Por Mikel Pulgarín, periodista y consultor de comunicación
La ciudad chilena de Valparaíso se ha vestido de gala para debatir sobre los hambrientos del mundo. Durante varios días, esta localidad portuaria del Pacífico Sur se ha convertido en centro de ejercicios espirituales para reflexionar sobre los más desfavorecidos de la tierra, es decir, las tres cuartas partes de la humanidad. Los ricos también estaban allí, pero tan arrepentidos de serlo que algunos los han tomado por indigentes. Todos eran invitados de honor de la II Cumbre Mundial de Parlamentarios contra el Hambre, impulsada por la FAO.
Ironías de la historia.

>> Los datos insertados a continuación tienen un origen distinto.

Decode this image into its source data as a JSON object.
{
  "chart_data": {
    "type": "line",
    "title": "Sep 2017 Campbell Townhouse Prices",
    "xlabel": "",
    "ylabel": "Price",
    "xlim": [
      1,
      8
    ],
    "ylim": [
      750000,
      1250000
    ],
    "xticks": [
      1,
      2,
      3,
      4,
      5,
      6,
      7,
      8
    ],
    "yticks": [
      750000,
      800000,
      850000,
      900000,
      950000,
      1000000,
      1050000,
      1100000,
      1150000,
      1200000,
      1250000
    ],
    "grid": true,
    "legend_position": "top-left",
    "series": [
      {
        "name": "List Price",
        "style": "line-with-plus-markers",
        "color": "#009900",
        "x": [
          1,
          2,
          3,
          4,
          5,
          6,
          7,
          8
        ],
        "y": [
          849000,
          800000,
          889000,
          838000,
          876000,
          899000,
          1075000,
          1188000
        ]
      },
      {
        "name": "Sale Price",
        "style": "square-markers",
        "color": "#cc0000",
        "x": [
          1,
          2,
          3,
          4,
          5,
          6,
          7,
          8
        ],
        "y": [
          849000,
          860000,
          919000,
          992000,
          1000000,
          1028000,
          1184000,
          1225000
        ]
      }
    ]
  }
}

Los representantes del primer mundo ejercitando el acto de contrición y dolor de los pecados, reconociendo culpas y entonando el nunca jamás, y los abanderados del mundo real, el de los miles de millones de sufridores, irónicos, con la actitud burlesca que da la miseria y las penalidades.
Después de casi 235 años de Revolución Francesa (Igualdad, Libertad, Fraternidad), de ser herederos del siglo de las luces, de reconocer las teorías de Darwin, de seguir las conclusiones del Concilio Vaticano II, de convertirnos en postmarxistas, en feministas convencidos, en proselitistas de la Teología de la Liberación, en yuppies decentes, en antirracistas militantes y en demócratas de toda la vida, resulta que todo ha terminado en aguas de borrajas. Las cosas no han mejorado en el mundo.
Los pobres son tan pobres como antes. Los ricos son mucho más ricos, aunque sea a costa de aburrimiento, depresiones y desasosiegos. La gente de un hemisferio se muere mucho antes que los habitantes del otro; los niños de color (el blanco es el único color incoloro) tienen muchas menos oportunidades de llegar a adolescentes; las mujeres que no lucen medias de seda tienen más posibilidades de ser maltratadas y humilladas; los viejos del mundo marginal…, bueno, en ese mundo no hay viejos.
Esto no es cosa de ideologías, creencias o afinidades políticas. Es cuestión de estómago. Quizás nos encontremos ante una ley física, un principio matemático: para que 1.000 millones vivan, 6.500 deben malvivir, que es lo mismo que morir. Este mundo se ha convertido en un infierno para millones de seres humanos. No es justo. Estamos en el tercer milenio y los diablos del miedo, el hambre y la desesperación siguen dominando la tierra. O le ponemos remedio o la humanidad, entendiendo como tal al conjunto de seres con capacidad de sentir y de razonar, volverá a ver cabalgar a los cuatro jinetes del Apocalipsis que tan bien describió Blasco Ibáñez. No es cosa de política, ideología o credos. Es tan sólo una cuestión de estómago. Yo siento el mío cada día más revuelto.